Oral anticholinergic drugs such as glycopyrrolate (Robinul), oxybutynin, and propantheline bromide can be quite effective for this condition, but they can produce side effects like dry mouth, insomnia, and blurred vision. The dosage should be titrated carefully.
Topical anticholinergic pads
Recently, a new topical treatment using glycopyrronium tosylate impregnated gauze pads (Qbrexza) has received approval for the treatment of axillary (armpit) hyperhidrosis.

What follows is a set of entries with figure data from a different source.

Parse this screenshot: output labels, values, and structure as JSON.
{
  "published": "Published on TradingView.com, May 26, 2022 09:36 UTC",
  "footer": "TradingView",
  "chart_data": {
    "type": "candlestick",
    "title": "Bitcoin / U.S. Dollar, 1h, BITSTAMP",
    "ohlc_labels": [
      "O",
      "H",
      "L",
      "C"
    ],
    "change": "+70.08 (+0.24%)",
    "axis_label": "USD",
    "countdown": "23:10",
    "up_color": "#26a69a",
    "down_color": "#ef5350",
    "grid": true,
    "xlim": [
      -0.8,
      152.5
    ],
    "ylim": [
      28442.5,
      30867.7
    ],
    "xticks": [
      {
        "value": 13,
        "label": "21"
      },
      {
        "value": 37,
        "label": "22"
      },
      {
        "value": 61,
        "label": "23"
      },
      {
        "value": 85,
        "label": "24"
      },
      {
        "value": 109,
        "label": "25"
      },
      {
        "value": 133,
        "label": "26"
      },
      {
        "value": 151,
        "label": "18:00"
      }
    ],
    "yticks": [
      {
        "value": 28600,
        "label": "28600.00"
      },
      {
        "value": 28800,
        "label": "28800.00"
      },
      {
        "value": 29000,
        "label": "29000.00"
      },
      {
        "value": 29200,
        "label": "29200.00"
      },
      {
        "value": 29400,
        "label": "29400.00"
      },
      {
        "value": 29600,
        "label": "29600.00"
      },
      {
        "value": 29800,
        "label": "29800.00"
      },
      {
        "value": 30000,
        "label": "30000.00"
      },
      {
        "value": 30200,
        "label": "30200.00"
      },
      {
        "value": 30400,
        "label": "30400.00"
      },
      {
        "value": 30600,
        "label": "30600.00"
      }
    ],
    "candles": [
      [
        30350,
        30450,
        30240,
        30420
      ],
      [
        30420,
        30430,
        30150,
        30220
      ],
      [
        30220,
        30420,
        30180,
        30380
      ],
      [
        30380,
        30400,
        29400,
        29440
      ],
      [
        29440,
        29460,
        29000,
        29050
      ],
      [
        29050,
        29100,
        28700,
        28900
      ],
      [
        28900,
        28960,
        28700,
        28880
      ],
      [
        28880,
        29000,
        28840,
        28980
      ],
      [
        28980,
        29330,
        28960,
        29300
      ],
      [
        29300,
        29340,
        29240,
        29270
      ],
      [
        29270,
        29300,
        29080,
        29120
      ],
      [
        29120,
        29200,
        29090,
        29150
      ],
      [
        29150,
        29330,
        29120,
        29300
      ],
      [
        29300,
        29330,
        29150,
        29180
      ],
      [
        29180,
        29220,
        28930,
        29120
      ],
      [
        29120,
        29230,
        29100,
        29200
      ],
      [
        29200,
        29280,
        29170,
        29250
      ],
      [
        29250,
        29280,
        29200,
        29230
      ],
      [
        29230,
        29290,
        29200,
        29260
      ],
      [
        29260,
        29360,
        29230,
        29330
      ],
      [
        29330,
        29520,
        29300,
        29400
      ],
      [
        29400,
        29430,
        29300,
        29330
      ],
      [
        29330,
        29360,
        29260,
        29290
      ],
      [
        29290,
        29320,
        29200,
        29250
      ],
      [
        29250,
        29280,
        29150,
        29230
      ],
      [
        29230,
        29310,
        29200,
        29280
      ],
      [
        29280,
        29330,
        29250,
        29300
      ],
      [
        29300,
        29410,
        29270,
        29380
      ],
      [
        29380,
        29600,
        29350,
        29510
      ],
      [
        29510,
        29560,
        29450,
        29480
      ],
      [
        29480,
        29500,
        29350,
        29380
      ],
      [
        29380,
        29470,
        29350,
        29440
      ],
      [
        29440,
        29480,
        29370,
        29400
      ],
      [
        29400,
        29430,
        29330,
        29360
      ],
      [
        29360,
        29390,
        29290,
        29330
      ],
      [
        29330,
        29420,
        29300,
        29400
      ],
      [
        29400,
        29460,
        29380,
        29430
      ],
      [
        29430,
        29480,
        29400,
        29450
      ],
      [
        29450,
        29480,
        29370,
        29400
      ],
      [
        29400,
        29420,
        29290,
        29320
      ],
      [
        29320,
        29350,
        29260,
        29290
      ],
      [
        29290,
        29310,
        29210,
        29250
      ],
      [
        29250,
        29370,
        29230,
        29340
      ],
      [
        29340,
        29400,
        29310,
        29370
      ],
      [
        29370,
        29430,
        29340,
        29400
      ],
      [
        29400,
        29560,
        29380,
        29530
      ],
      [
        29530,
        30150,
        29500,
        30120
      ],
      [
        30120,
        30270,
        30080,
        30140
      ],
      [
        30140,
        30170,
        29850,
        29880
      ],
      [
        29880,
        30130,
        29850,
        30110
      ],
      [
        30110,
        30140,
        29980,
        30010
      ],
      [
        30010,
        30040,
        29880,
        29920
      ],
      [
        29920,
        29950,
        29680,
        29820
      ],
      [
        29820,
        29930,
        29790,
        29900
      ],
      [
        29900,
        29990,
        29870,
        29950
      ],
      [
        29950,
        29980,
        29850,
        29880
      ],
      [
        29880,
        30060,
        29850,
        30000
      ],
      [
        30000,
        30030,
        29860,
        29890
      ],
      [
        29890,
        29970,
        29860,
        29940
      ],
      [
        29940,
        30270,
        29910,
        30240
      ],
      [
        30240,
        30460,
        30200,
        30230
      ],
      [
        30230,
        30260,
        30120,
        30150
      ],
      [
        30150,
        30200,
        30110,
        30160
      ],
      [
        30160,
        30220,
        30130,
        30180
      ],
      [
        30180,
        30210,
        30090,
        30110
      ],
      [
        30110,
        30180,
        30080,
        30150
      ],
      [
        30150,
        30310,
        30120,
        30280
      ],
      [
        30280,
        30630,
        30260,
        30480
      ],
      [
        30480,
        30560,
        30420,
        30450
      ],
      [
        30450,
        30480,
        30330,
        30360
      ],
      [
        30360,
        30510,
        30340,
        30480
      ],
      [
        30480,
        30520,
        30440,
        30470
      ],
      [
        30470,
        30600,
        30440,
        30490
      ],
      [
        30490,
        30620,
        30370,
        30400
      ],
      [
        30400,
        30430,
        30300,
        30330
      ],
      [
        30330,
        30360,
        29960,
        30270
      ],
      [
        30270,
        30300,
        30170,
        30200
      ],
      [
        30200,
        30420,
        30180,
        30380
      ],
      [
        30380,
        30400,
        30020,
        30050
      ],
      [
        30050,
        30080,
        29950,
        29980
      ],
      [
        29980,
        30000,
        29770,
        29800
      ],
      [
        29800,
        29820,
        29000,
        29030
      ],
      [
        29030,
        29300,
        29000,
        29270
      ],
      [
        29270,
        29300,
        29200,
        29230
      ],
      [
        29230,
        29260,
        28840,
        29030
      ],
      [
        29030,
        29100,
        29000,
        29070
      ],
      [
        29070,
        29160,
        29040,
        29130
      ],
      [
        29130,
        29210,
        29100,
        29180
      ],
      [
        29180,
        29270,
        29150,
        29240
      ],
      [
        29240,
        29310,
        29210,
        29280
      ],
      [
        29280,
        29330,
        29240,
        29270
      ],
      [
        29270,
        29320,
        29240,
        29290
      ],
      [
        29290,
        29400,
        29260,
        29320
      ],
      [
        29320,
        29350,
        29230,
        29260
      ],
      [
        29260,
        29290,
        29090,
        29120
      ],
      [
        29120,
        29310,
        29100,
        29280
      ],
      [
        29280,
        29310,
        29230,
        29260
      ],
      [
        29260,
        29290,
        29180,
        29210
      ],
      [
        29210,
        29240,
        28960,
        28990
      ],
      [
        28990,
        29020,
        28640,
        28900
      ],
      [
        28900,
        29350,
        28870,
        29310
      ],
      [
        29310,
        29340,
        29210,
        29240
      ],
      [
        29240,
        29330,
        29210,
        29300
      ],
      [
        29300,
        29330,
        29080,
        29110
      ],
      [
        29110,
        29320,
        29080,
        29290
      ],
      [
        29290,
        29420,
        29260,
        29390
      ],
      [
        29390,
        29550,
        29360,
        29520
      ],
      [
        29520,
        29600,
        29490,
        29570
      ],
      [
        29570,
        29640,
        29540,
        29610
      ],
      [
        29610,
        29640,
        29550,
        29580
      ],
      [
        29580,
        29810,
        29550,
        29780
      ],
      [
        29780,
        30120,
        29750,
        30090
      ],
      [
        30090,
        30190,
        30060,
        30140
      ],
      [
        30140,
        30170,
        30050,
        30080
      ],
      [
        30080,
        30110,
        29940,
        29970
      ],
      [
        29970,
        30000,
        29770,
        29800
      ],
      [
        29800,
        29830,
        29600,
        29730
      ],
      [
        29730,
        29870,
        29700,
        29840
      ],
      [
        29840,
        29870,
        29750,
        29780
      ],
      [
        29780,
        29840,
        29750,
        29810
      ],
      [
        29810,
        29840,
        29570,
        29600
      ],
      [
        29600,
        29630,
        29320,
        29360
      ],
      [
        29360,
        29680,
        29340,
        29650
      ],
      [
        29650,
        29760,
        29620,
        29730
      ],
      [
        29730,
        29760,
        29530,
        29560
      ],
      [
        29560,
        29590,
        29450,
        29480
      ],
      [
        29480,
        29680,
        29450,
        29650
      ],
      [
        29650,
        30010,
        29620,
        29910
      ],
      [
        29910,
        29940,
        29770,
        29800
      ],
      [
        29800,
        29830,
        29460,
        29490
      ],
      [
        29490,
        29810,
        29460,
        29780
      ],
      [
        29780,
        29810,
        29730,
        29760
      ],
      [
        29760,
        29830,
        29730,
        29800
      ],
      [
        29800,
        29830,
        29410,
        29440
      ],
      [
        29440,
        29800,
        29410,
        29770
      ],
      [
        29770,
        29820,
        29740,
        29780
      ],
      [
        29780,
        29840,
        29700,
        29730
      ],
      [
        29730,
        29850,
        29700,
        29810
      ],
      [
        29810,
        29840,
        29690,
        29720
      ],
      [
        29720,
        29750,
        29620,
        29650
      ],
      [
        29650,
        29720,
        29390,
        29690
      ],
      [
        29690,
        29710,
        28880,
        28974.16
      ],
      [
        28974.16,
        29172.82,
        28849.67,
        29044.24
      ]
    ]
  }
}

Botulinum toxin (Botox), a muscle poison much in the news as a cosmetic treatment for wrinkles, has actually been used in many areas of medicine for some time, such as in the treatment of muscle spasms and certain types of headaches. Its latest medical use is for treating excessive underarm sweating.
Botox is injected into tissues of the armpit or hand. The drug works by inhibiting the release of acetylcholine, which is the chemical that activates sweat glands. This may produce approximately six months of relief from sweating. The injections are uncomfortable, but use of a very small needle minimizes discomfort.
Now that this treatment option has received FDA approval, many health insurers are providing coverage for the injections and the Botox itself, which is quite costly.
Currently, the FDA has not approved Botox for treating sweating of the palms and soles of the feet, though some physicians are administering it as an off-label use, with some success. Drawbacks of using this treatment for the palms and soles are pain, requiring nerve blocks to numb the hands in order to make the injections tolerable, and the potential for temporary muscle weakness.
Microwave, laser, and ultrasound destruction
These new techniques produce energy that presumably destroys sweat glands while preserving other tissues. Currently, only the armpits seem to be appropriate treatment sites. Treatments occur in a doctor's office and in recent studies have been accompanied by local swelling and irritation as well as a variety of other relatively minor side effects. Sweating seems to be significantly decreased for a time with these treatments. How these would be used in other anatomical areas aside from the armpits is not clear.